I’d also like to point out here that I double checked MSE about B&Q’s units and prices before we sold our souls and there were good reports, but also some scathing ones about the price of their installation.  My guess is that it’s something they don’t really care to get involved in, so they make it worth their while for the times they do.  As a side note, Martin Lewis’ website is brilliant, and I always check it before buying anything major.

So, the husband trotted back to the B&Q designer with our full page of tweaks for another hour of kitchen creation (measurements were slightly off, we wanted white, not cream, a bigger sink and oven, to name but a few changes).

Ah, the oven.  It deserves a post all of its own.  In fact, it’s not just an oven.  It’s an oven and a half.  My mum actually counted the number of knobs on the front from the picture and told me what each of the ten might be for.  Seriously.

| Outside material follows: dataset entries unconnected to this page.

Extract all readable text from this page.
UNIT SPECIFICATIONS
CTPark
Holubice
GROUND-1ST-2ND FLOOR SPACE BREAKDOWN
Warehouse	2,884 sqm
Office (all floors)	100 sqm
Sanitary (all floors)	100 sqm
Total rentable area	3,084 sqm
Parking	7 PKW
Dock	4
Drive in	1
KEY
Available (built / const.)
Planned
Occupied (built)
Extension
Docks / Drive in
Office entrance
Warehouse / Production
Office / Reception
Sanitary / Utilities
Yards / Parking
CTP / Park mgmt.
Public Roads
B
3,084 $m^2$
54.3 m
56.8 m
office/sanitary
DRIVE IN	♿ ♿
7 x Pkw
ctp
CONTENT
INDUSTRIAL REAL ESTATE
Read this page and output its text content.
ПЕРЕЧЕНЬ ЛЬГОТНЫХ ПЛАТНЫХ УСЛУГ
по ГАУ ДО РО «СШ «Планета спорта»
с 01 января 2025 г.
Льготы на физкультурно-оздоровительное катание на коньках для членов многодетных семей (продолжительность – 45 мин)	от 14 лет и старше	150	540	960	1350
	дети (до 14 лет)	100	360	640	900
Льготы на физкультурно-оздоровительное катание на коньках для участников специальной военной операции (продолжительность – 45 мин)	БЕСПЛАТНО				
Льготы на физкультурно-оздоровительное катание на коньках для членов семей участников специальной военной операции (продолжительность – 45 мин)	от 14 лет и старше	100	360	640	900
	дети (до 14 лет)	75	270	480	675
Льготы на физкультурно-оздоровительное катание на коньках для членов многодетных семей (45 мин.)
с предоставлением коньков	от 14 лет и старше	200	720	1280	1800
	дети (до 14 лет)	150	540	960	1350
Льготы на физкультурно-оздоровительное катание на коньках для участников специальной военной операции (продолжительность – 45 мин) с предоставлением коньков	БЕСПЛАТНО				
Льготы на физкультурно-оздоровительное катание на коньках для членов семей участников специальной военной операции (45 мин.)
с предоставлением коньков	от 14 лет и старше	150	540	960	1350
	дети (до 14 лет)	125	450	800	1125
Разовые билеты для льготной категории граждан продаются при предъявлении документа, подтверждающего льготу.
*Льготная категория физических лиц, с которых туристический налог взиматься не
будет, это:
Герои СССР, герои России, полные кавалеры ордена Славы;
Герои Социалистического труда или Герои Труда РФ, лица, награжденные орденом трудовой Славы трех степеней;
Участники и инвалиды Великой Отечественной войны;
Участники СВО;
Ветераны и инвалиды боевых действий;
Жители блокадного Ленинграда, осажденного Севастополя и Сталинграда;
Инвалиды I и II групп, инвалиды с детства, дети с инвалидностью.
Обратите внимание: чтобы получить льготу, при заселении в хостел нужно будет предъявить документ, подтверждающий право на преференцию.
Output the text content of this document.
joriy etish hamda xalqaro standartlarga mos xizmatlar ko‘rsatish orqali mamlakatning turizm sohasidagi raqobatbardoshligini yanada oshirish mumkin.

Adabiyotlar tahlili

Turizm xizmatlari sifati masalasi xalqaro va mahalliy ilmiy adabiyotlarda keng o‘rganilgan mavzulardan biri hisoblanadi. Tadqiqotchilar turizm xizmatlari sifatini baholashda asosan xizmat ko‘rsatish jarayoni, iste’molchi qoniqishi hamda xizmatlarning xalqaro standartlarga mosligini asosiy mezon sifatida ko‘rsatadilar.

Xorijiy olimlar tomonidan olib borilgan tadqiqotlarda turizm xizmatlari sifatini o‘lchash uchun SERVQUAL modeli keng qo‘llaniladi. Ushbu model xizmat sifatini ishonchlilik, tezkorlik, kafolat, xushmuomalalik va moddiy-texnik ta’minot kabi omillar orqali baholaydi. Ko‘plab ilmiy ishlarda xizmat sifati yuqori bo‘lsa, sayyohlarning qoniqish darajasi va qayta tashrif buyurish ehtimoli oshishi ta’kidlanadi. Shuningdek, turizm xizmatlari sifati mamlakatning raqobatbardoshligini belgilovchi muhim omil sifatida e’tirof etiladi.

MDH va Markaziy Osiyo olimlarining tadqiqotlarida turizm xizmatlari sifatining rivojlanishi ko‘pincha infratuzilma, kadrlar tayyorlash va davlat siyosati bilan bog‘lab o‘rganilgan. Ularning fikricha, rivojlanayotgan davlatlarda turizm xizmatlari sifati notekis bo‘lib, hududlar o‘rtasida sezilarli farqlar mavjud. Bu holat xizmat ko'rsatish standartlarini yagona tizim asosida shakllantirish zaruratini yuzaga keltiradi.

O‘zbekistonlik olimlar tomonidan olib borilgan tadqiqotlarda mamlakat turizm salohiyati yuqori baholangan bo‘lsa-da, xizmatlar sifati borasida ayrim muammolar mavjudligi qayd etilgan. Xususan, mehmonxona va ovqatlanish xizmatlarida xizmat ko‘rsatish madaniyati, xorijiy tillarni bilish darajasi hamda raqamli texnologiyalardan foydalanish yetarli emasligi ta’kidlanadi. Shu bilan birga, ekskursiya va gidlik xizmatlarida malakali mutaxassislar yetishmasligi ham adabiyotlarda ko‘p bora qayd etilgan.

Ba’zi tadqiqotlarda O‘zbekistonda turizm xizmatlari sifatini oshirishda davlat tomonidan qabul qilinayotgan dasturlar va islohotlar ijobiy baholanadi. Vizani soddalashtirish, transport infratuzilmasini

B&Q price-matched Wickes and even managed to squeeze in a cheeky wine rack, and I’m really glad they did (price-match, that is) because the colour combo units make me much happier than plain white.  Granted, we were going to tart the white ones up with a flash of colour from a fuschia upstand, but it’s not the same you understand.

The husband called me to ask if we were going for it; B&Q gave him 20 minutes to make his mind up.  I didn’t really need the 20 but ummed and ahed along until we came to an agreeable conclusion.

This was a week last Wednesday.  On the Thursday, he got a call from Indesit asking if they could deliver our new oven on Saturday, very eager.  He managed to put them off a week, but couldn’t delay it any longer, so we’re going to have a random oven until the walls are sorted, the old kitchen is out, the new kitchen is in and we can get a registered gas man to fit it.  The joys of self installation!